AMD Radeon (GNU libgomp)

Next: nvptx, Up: Offload-Target Specifics [Contents][Index]

12.1 AMD Radeon (GCN) ¶

On the hardware side, there is the hierarchy (fine to coarse):

work item (thread)
wavefront
work group
compute unit (CU)

All OpenMP and OpenACC levels are used, i.e.

OpenMP’s simd and OpenACC’s vector map to work items (thread)
OpenMP’s threads (“parallel”) and OpenACC’s workers map to wavefronts
OpenMP’s teams and OpenACC’s gang use a threadpool with the size of the number of teams or gangs, respectively.

The used sizes are

Number of teams is the specified num_teams (OpenMP) or num_gangs (OpenACC) or otherwise the number of CU. It is limited by two times the number of CU.
Number of wavefronts is 4 for gfx900 and 16 otherwise; num_threads (OpenMP) and num_workers (OpenACC) overrides this if smaller.
The wavefront has 102 scalars and 64 vectors
Number of workitems is always 64
The hardware permits maximally 40 workgroups/CU and 16 wavefronts/workgroup up to a limit of 40 wavefronts in total per CU.
80 scalars registers and 24 vector registers in non-kernel functions (the chosen procedure-calling API).
For the kernel itself: as many as register pressure demands (number of teams and number of threads, scaled down if registers are exhausted)

The implementation remark:

I/O within OpenMP target regions and OpenACC compute regions is supported using the C library printf functions and the Fortran print/write statements.
Reverse offload regions (i.e. target regions with device(ancestor:1)) are processed serially per target region such that the next reverse offload region is only executed after the previous one returned.
OpenMP code that has a requires directive with unified_shared_memory is only supported if all AMD GPUs have the HSA_AMD_SYSTEM_INFO_SVM_ACCESSIBLE_BY_DEFAULT property; for discrete GPUs, this may require setting the HSA_XNACK environment variable to ‘1’; for systems with both an APU and a discrete GPU that does not support XNACK, consider using ROCR_VISIBLE_DEVICES to enable only the APU. If not supported, all AMD GPU devices are removed from the list of available devices (“host fallback”).
The available stack size can be changed using the GCN_STACK_SIZE environment variable; the default is 32 kiB per thread.
Low-latency memory (omp_low_lat_mem_space) is supported when the the access trait is set to cgroup.
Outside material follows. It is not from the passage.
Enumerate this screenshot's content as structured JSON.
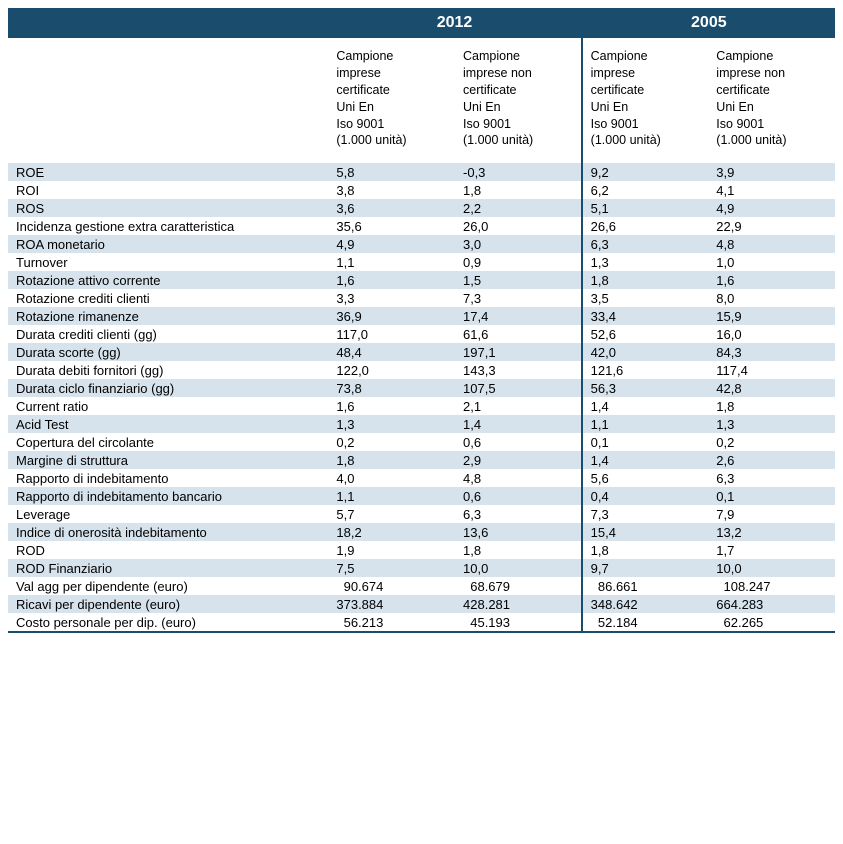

The default pool size is automatically scaled to share the 64 kiB LDS memory between the number of teams configured to run on each compute-unit, but may be adjusted at runtime by setting environment variable GOMP_GCN_LOWLAT_POOL=bytes.
omp_low_lat_mem_alloc cannot be used with true low-latency memory because the definition implies the omp_atv_all trait; main graphics memory is used instead.
omp_cgroup_mem_alloc, omp_pteam_mem_alloc, and omp_thread_mem_alloc, all use low-latency memory as first preference, and fall back to main graphics memory when the low-latency pool is exhausted.
The unique identifier (UID), used with OpenMP’s API UID routines, is the value returned by the HSA runtime library for HSA_AMD_AGENT_INFO_UUID. For GPUs, it is currently ‘GPU-’ followed by 16 lower-case hex digits, yielding a string like GPU-f914a2142fc3413a. The output matches the one used by rocminfo.